3 thoughts on “Louisville CardFile: Bellarmine

  1. I don’t think I saw any of our inside players box out an opponent when a shot went up. JJ continues to stand and watch, and unintentionally bolsters his rebound #’s on his misses. By not trying to put body on opponent, the refs will never see our slender yet tall kids get pushed right under the rim.
    Zone is going to be the only way to hide players who cannot defend both the perimeter and the post if they are going to try to play a man “D” with switching, as opposed to the old no switch, just stick with your man fight-through picks” approach. JJ and Mathiang cannot go out on the perimeter, and aside from Mitchell our guards don’t have the bodies/strength to not get beaten in the post. King will find defense counts in college.
    Discouraging deterioration in both play and camaraderie as it looked like only Mitchell was trying to pick-up or encourage others at timeouts.
    Other than that, great to be back at the YUM!

  2. It’s awfully early to make an accurate prediction concerning this years cagers stengths and weaknesses. How, after viewing (maybe) 2 scrimmages and 2 exhibition games anyone can say with a straight face that rebounding will be a problem or that scoring will be a strength is thowing darts. Everything is relative. I suspect in some games that rebounding will be an issue–in others, not so much. Same with scoring–eg. look at first half vs. the Knights vs. the second half.

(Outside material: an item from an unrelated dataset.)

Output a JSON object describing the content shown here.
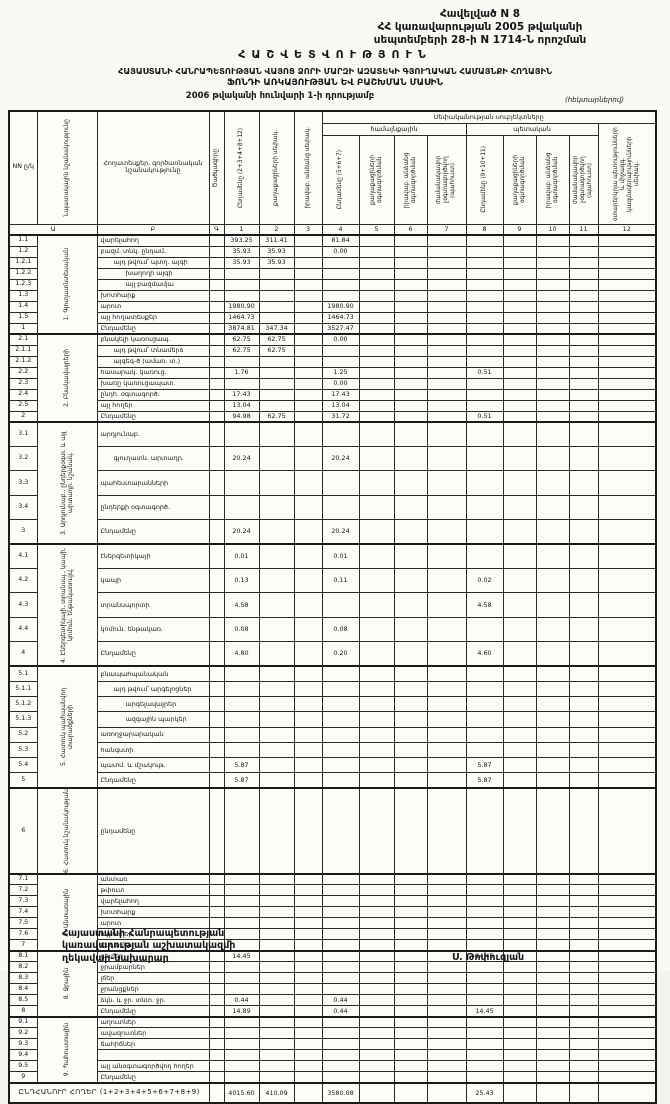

    On the other hand, Cotton, you did somehow predict UbaK to win 3 consecutive SEC football games; but how did that 4th one turn out for you? Bold strategy, indeed.

    So, maybe you do have some limited ability to see into the future. Luckily, by the time March roles around, everyone (except maybe me?) will have forgotten your premature prognastications.

    We shall see Ol’ Blue, we shall see……..

  3. Somehow, JGJ, I feel I’ll be hearing about that predicted Wildcat threepeat from now until the 12th of Never. Just a feeling.